Гиперфизиологическая оптика, свойственная хирургу, зачастую дегуманизирует и предельно объективирует человеческое тело, лишает его субъектной референциальности, но Ирине Котовой удается вопреки логикам дегуманизации сохранять интерес к другому, проблематизировать его границы, пытаться выстаивать коммуникационные стратегии.

Так в ее текстах появляется друг Лола с меняющимся гендером, с которым ведутся напряженные диалоги, фактически оказывающиеся диатрибами о голоде, войне, человеке и т. д. «видишь вот человек / в том человеке / голые ядра клеток горстями в теле жмутся / голо- / дно / холо- / дно / дно ‒». Да, в конечном счете, диалоги с Лолой оборачиваются разговорами с самой собой, но так или иначе тексты оказываются наполнены эмпатическими следами соприкосновения не только с ранящей реальностью, но и с тем, что, кажется, может противостоят тотальному распаду и повсеместному апокалипсису.

И вот что еще важно.
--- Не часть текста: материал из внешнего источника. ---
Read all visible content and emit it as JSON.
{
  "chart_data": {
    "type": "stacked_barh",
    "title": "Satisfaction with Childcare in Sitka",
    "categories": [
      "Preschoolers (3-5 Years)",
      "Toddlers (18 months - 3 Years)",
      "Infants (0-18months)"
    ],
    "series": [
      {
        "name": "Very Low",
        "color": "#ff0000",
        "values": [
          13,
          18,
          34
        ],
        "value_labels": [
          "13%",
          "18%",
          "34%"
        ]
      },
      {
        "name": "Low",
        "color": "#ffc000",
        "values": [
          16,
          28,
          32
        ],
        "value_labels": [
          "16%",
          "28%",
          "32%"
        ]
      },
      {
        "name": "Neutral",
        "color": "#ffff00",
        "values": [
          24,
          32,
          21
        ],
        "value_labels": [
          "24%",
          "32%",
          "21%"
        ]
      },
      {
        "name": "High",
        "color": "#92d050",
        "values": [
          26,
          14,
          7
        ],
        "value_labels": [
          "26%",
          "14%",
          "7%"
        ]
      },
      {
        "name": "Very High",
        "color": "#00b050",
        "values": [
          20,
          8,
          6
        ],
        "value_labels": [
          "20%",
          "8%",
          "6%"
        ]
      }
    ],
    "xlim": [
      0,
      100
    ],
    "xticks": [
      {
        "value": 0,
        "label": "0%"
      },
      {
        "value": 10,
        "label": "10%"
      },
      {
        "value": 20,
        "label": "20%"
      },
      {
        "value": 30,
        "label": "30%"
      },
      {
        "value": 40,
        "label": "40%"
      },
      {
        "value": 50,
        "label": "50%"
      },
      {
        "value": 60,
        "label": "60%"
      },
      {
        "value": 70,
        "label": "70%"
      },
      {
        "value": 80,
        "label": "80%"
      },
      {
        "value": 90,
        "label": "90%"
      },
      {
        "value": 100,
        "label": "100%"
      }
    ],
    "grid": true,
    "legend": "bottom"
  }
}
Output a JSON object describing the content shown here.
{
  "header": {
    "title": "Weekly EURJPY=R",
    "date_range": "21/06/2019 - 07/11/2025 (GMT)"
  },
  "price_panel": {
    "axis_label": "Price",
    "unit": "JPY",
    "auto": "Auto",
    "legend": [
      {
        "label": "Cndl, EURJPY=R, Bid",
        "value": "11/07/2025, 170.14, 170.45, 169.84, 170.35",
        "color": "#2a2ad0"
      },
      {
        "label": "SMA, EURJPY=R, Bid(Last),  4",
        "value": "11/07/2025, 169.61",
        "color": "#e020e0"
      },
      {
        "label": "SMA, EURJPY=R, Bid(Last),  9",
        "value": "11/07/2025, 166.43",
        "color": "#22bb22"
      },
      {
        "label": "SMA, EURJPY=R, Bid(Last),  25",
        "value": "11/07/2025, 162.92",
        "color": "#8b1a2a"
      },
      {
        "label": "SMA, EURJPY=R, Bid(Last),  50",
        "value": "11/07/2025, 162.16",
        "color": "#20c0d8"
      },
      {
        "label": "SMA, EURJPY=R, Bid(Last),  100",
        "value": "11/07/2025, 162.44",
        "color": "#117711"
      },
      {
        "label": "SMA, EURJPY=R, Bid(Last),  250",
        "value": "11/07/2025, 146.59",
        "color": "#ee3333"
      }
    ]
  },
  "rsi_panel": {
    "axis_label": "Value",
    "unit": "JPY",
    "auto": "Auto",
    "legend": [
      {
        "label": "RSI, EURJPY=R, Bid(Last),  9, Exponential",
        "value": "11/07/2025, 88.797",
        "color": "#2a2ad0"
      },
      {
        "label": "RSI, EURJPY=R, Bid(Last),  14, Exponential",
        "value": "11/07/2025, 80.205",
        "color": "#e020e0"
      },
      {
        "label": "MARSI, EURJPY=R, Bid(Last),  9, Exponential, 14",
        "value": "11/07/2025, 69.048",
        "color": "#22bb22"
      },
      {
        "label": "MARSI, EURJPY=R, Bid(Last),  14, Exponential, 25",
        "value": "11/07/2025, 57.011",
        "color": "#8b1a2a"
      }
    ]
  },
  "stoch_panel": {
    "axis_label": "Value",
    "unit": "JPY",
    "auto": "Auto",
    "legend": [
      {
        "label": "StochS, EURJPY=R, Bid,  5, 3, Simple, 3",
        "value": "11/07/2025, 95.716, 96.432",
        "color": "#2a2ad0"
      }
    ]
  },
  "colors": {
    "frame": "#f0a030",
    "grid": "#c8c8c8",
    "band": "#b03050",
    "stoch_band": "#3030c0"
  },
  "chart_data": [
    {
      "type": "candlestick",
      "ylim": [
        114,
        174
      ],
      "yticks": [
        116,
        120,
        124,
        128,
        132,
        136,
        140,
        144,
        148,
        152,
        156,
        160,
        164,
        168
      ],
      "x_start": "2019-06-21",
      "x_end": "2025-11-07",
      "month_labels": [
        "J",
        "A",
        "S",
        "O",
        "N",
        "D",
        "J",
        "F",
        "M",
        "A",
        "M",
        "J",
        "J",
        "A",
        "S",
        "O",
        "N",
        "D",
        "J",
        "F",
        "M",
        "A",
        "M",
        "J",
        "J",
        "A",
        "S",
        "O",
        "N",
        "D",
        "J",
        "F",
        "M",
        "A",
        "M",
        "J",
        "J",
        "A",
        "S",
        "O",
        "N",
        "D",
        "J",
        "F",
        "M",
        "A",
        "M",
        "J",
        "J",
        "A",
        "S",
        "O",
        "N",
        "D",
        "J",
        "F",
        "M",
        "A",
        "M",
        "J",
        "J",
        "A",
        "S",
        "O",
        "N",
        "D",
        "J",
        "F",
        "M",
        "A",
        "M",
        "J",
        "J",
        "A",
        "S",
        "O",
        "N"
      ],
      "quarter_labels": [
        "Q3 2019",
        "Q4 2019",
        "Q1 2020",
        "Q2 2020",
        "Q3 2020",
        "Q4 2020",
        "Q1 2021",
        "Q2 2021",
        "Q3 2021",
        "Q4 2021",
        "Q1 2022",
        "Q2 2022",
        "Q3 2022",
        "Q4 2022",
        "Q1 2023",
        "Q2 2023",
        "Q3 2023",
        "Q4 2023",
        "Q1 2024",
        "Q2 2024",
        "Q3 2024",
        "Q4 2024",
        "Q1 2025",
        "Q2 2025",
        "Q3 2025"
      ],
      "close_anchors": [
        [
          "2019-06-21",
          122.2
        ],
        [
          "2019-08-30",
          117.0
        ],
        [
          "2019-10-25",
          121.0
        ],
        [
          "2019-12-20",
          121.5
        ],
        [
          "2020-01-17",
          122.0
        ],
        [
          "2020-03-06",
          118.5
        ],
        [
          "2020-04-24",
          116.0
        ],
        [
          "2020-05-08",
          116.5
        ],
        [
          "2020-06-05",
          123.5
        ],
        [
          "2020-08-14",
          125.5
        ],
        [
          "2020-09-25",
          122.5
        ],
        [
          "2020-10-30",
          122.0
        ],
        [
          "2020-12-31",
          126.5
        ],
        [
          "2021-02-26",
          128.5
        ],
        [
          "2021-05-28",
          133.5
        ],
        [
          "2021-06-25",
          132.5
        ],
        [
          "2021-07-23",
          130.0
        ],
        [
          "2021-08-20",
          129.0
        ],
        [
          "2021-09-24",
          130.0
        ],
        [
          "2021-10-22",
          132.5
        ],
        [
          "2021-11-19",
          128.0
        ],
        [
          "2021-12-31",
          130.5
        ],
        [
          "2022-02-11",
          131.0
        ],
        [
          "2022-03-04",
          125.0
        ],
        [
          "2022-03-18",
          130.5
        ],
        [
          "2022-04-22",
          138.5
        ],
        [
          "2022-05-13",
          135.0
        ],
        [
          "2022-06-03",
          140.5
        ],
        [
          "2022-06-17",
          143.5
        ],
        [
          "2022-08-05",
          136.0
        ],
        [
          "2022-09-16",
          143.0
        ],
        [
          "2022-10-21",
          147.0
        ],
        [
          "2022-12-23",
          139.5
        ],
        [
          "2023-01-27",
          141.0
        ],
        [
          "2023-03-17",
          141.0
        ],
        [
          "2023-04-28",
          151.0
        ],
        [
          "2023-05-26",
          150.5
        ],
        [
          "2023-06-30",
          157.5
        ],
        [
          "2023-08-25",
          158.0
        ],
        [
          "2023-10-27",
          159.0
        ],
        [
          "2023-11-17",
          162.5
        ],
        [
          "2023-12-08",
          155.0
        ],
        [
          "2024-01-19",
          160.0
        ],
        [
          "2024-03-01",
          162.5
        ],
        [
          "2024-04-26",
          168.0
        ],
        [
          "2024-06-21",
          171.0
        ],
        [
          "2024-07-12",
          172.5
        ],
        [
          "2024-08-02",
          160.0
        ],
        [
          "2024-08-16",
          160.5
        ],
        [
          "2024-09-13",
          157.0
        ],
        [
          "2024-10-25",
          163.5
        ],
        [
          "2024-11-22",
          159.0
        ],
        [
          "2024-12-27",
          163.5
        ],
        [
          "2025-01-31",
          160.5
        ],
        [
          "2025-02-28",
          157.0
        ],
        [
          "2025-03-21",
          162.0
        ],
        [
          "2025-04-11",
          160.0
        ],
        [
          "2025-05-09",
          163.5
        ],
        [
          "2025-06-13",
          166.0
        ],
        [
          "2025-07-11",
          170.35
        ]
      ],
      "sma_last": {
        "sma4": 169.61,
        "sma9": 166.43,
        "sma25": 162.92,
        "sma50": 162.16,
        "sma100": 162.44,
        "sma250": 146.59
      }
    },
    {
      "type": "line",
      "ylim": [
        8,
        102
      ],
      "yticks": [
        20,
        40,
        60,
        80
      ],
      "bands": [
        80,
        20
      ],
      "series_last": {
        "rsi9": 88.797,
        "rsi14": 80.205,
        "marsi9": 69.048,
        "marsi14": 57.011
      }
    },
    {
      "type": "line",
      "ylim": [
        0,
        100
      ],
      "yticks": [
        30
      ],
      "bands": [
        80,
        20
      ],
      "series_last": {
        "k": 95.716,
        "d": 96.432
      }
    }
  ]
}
Помимо оптики врача и внешне бесстрастного свидетеля Ирина Котова обладает довольно дифференцированной оптикой неомодернистского поэта, учитывающего литературные практики самого разнообразного генезиса и характера: от опытов античных мистерий и средневековых бестиариев до экспрессионизма, поэзии американских битников, отечественных «нового эпоса» и ф-письма и проч. и проч. Автодокументальное письмо Ирины Котовой и яростно проговариваемые социальные травмы неизбежно аранжируются сложной фантасмогорической и сюрреалистической образностью, орнаментируются ритмическими рисунками и экспрессивным синтаксисом, дополняются умением переключать лексические и интонационные регистры, создавать немыслимые сюжеты, встраивать в тексты цитаты и аллюзии, работать с языками медиа (хэштеговость книги), выводить высказывания на уровень аллегории, да и много чем еще.

______

[1] Бодрийяр Ж. Прозрачность зла. - М.: Добросвет, 2000. С. 40‒44.

[2] Котова И. Анатомический театр. - Харьков: kntxt, 2019.